D.B. Cooper: Where Are You?! Tom Colbert in D.B. Cooper: Where Are You?!. Cr. Netflix © 2022
D.B. Cooper: Where Are You?! Tom Colbert in D.B. Cooper: Where Are You?!. Cr. Netflix © 2022 

Colbert says his team team has amassed more than 100 pieces of evidence, including what they believe are parts of Cooper’s parachute after organizing a search in a remote area in eastern Washington state. They also successfully sued the FBI to release much of its Cooper file, which allowed a retired military intelligence analyst to decrypt code in letters Cooper sent to the media, which Colbert says gives away Rackstraw’s identity.

Joseph Russoniello, the former U.S. Attorney for Northern California, believes he could have secured a conviction based on Colbert’s evidence. But other talking heads in the series say Colbert’s case is mostly circumstantial, though they admire his tenacity.

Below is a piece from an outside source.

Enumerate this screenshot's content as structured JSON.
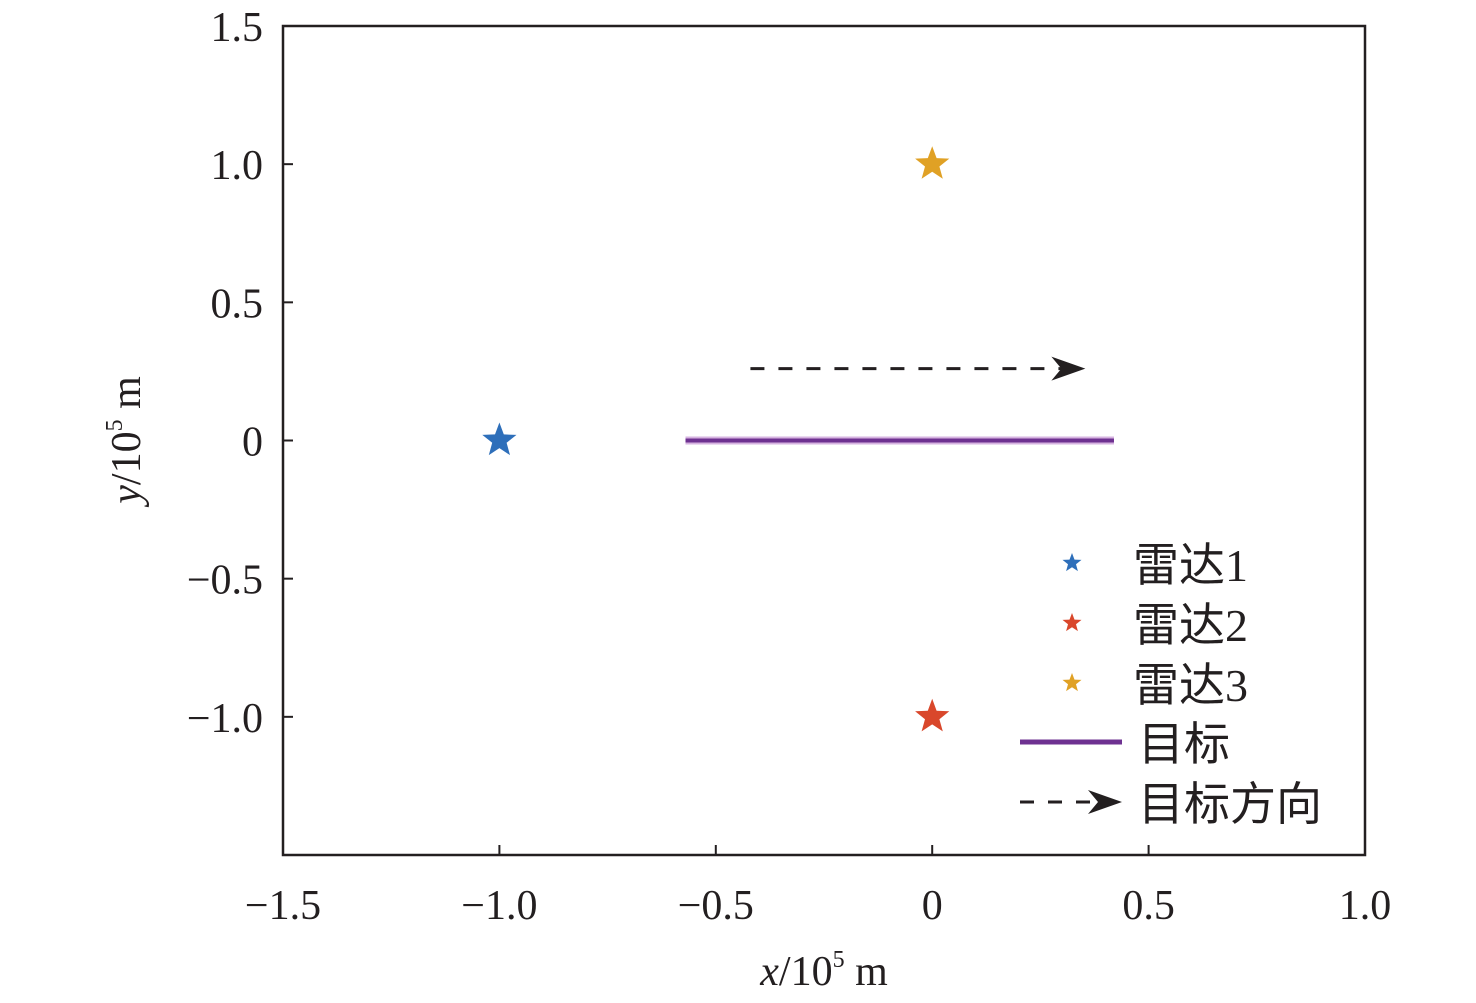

Still others, though, talk about “confirmation” bias or raise questions about Colbert’s methods. The series focuses on Colbert’s elaborate surveillance of Rackstraw’s home, boat and business in order to stage a hidden-camera interview with him in 2013. Colbert offered him $20,000 and cuts of book and movie deals in order to compel him to tell his ‘true story” on camera. During the exchange, Colbert also promises legal representation if his “coming clean” puts Rackstraw in the crosshairs of federal prosecutors. “Nobody is going to get a jury to convict a legend,” Colbert assures Rackstraw.

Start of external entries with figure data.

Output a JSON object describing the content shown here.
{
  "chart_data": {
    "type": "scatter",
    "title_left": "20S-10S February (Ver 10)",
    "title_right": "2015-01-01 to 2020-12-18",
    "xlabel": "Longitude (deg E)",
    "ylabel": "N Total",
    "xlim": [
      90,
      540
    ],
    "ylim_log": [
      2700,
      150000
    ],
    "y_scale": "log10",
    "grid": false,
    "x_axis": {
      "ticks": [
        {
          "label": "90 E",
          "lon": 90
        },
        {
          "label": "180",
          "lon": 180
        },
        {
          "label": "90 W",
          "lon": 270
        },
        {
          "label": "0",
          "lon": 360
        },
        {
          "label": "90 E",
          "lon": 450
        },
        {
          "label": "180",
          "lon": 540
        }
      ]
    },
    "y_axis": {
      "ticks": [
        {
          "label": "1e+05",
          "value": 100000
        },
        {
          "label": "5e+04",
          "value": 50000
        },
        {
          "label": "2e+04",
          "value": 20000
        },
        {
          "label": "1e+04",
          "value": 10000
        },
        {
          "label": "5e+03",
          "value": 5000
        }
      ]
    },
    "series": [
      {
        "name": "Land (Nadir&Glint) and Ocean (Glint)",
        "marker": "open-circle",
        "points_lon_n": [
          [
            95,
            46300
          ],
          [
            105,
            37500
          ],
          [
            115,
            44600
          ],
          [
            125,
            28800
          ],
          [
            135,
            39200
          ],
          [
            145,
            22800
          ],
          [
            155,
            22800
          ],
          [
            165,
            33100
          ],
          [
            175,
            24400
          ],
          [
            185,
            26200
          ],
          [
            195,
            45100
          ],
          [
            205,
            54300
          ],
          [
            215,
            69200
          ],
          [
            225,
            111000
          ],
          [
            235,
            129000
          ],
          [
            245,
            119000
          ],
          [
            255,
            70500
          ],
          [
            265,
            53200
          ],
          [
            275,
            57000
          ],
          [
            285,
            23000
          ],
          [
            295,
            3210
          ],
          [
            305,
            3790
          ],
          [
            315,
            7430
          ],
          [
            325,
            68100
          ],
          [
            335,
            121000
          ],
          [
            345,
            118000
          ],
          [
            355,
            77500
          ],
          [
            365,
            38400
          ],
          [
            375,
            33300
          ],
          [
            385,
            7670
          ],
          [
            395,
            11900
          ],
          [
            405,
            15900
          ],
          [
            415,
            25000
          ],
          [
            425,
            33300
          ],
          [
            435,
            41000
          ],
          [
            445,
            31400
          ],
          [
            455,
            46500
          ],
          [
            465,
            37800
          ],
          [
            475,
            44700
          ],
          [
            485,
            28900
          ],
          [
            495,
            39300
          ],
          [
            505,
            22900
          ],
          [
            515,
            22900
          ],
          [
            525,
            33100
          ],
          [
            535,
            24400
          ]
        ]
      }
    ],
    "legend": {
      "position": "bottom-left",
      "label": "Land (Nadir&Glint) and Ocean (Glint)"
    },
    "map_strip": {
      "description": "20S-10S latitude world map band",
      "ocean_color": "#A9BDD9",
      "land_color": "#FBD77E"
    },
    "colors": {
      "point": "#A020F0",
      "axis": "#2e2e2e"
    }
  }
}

Those immersed in “Cooperland” know that Rackstraw was never willing to confirm or deny that he was Cooper, as if he liked to keep people guessing. He died in 2019, never satisfying people’s curiosity. Other talking heads in the series dismiss Colbert’s assertions that the FBI refused to properly investigate Rackstraw because doing so would expose his work with the CIA.

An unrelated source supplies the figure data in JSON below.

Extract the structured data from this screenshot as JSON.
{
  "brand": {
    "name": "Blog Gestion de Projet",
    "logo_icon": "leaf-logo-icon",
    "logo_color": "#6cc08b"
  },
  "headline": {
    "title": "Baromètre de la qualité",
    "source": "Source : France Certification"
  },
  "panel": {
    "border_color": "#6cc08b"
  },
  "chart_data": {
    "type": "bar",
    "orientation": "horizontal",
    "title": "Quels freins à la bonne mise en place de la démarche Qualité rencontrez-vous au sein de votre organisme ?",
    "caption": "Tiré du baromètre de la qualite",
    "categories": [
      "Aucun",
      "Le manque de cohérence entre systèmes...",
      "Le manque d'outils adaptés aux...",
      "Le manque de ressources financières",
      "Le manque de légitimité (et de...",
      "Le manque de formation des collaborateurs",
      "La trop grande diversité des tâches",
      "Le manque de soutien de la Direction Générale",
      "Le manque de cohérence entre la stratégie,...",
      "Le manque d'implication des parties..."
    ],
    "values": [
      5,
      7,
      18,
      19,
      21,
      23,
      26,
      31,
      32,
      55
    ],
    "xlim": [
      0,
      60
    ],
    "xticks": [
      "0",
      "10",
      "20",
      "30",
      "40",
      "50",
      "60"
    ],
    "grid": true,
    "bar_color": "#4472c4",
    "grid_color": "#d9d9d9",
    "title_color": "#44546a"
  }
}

“If the FBI and the CIA and space aliens went into together to cover up something, do you think they’d cover up as fundamental as inconsequential as a hijacking in the Pacific Northwest in 1971 that didn’t even raise enough money to buy you an Arby’s franchise?” says journalist and author Bryan Burrough.

Indeed, the series floats the idea that the hunt for Cooper isn’t as consequential as other famous cold cases of the era, which involved efforts to bring to justice homicidal predators like the Zodiac Killer or Golden State Killer. Bill Mitchell, one of the passengers who saw Cooper on Flight 305, said it’s “entertaining” to meet people at CooperCon and laughed at how his “15 minutes of fame has lasted more than 50 years.”

Others accept that the mystery may never be solved or that the more one investigates, “the less you know.” But they still find pleasure — and perhaps profit — in working out the puzzle.

“It speaks to something in the American soul,” Burrough said. “A guy who puts on a parachute and leaps into the darkness? I hope he’s never found.”